2.) Der Fall Nemow: -- Wie bereits angedeutet, sollte ein Protest gegen die B-Note nicht erlaubt sein, da sonst jeder gegen eine unliebsame Wertung protestieren würde und man nach jedem Wettkampf den Ausgang der unzähligen Proteste abwarten müsste. Ausgangswerte sind viel leichter objektivierbar als B-Noten.
Desweiteren ist dazu auszuführen, dass die Reck-Übung von Nemow zwar äußerst spektakulär und schwierig ist, dass die Übung von z.B. Hamm aber zwar nicht spektakulär, wohl aber schwierig ist. Beide haben den höchsten Ausgangswert von 10 Punkten.
Entscheidend für die Reihung ist somit nicht, was geturnt wird, sondern wie es geturnt wird. Leider sind Entscheidungen im Bereich von Bruchteilen von Zehntelpunkten mit dem freien Auge auch für den Experten oft nicht mehr nachvollziehbar. Der Ausgang sämtlicher Gerätefinalentscheidungen macht wieder einmal die Unzulänglichkeiten der Wertungsvorschriften deutlich: Im Spitzenbereich ist – entgegen der Ankündigung bei der Schaffung des Code – keine nachvollziehbare Differenzierung der besten Übungen möglich.
Nach oben offene Wertung
Der richtige Weg wäre es, den Ausgangswert nach oben offen zu gestalten. Dann hätte Nemow mit einer entsprechend schwierigen Übung das eine oder andere Zehntel gegenüber z.B. Hamm an Vorsprung über den Ausgangswert herausarbeiten können. Das ist bei der Ausarbeitung der derzeit gültigen Wertungsvorschriften auch diskutiert aber deshalb nicht umgesetzt worden, da es die Kampfrichter überfordern würde.

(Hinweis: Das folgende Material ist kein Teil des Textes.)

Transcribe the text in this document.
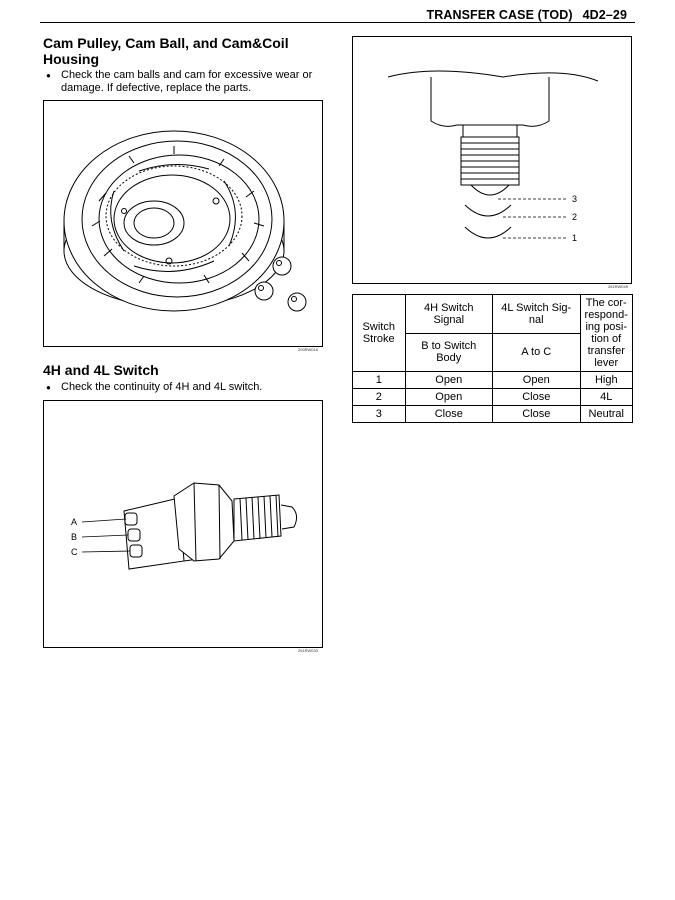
TRANSFER CASE (TOD) 4D2–29
Cam Pulley, Cam Ball, and Cam&Coil Housing
● Check the cam balls and cam for excessive wear or damage. If defective, replace the parts.
200RW016
4H and 4L Switch
● Check the continuity of 4H and 4L switch.
A
B
C
261RW033
3
2
1
261RW049
Switch Stroke	4H Switch Signal	4L Switch Sig- nal	The cor- respond- ing posi- tion of transfer lever
	B to Switch Body	A to C	
1	Open	Open	High
2	Open	Close	4L
3	Close	Close	Neutral
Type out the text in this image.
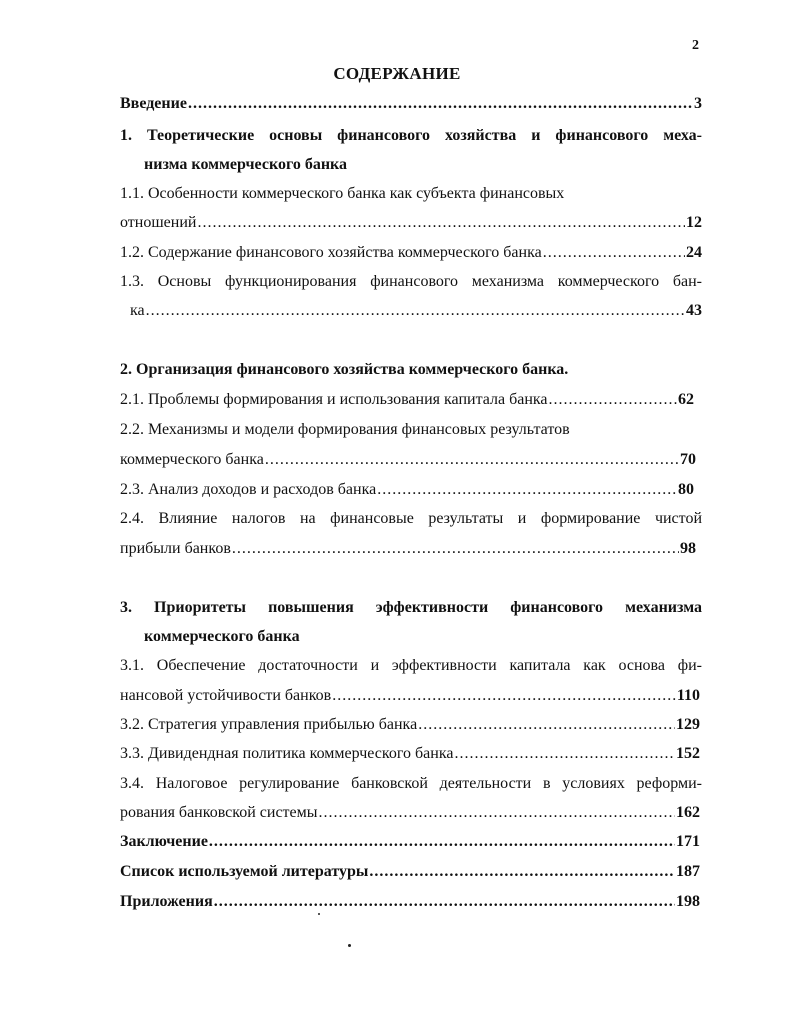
2
СОДЕРЖАНИЕ
Введение .....	3
1. Теоретические основы финансового хозяйства и финансового меха-
низма коммерческого банка
1.1. Особенности коммерческого банка как субъекта финансовых
отношений .....	12
1.2. Содержание финансового хозяйства коммерческого банка .....	24
1.3. Основы функционирования финансового механизма коммерческого бан-
ка .....	43
2. Организация финансового хозяйства коммерческого банка.
2.1. Проблемы формирования и использования капитала банка .....	62
2.2. Механизмы и модели формирования финансовых результатов
коммерческого банка .....	70
2.3. Анализ доходов и расходов банка .....	80
2.4. Влияние налогов на финансовые результаты и формирование чистой
прибыли банков .....	98
3. Приоритеты повышения эффективности финансового механизма
коммерческого банка
3.1. Обеспечение достаточности и эффективности капитала как основа фи-
нансовой устойчивости банков .....	110
3.2. Стратегия управления прибылью банка .....	129
3.3. Дивидендная политика коммерческого банка .....	152
3.4. Налоговое регулирование банковской деятельности в условиях реформи-
рования банковской системы .....	162
Заключение .....	171
Список используемой литературы .....	187
Приложения .....	198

Weiters wäre es im Sinne der Attraktivität des Turnsportes jedenfalls notwendig, spektakuläre Flugelemente am Reck (oder auch Schwungelemente an den Ringen) im Vergleich zu wenig attraktiven Drehungen in den oder aus dem Ell-Griff (oder Kraftelementen an den Ringen) aufzuwerten.

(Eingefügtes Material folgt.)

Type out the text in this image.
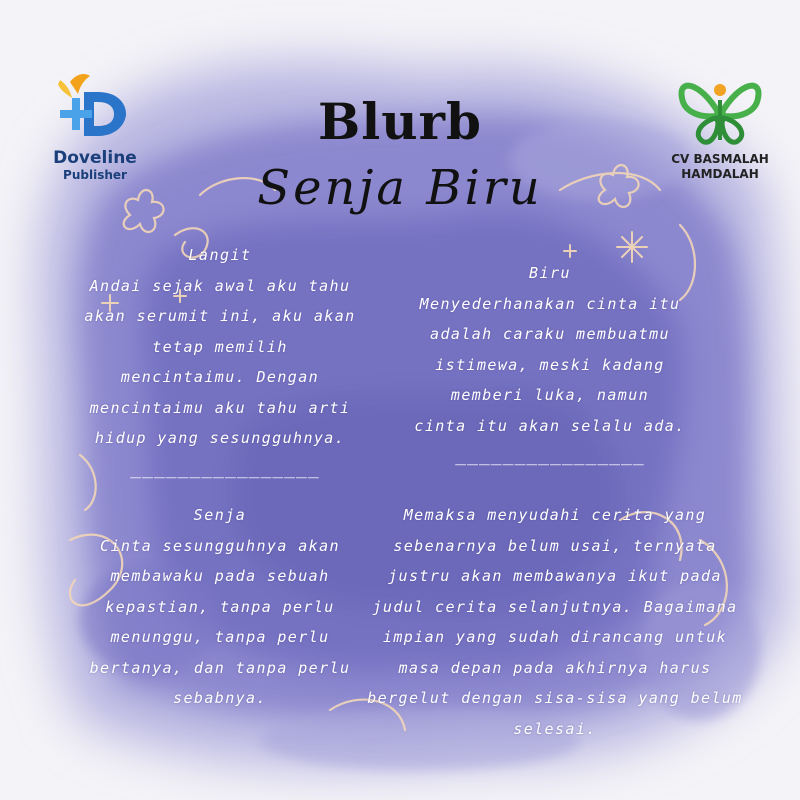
Doveline
Publisher
CV BASMALAH
HAMDALAH
Blurb
Senja Biru

Langit

Andai sejak awal aku tahu

akan serumit ini, aku akan

tetap memilih

mencintaimu. Dengan

mencintaimu aku tahu arti

hidup yang sesungguhnya.

________________

Biru

Menyederhanakan cinta itu

adalah caraku membuatmu

istimewa, meski kadang

memberi luka, namun

cinta itu akan selalu ada.

________________

Senja

Cinta sesungguhnya akan

membawaku pada sebuah

kepastian, tanpa perlu

menunggu, tanpa perlu

bertanya, dan tanpa perlu

sebabnya.

Memaksa menyudahi cerita yang

sebenarnya belum usai, ternyata

justru akan membawanya ikut pada

judul cerita selanjutnya. Bagaimana

impian yang sudah dirancang untuk

masa depan pada akhirnya harus

bergelut dengan sisa-sisa yang belum

selesai.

Zur Rolle des TK-Vorsitzenden
Völlig falsch und von einem absolut schlechtem Konfliktmanagement geprägt war die Reaktion von Adrian Stoica, den Vorsitzenden der Jury Sawao Kato zu einer Änderung zweier B-Noten zu bewegen. Da haben die FIG und das TK vollkommen recht: Kampfrichterentscheidungen bezüglich der B-Note müssen Tatsachenentscheidungen bleiben. Schließlich gibt es acht B-Kampfrichter, die Wahrscheinlichkeit, dass es dabei zu einem falschen Ergebnis kommt, ist äußerst gering (wird aber nie auszuschließen sein – leider kann das Turnen nicht vollkommen objektiv, nämlich in Sekunden, Metern o.ä., gemessen werden).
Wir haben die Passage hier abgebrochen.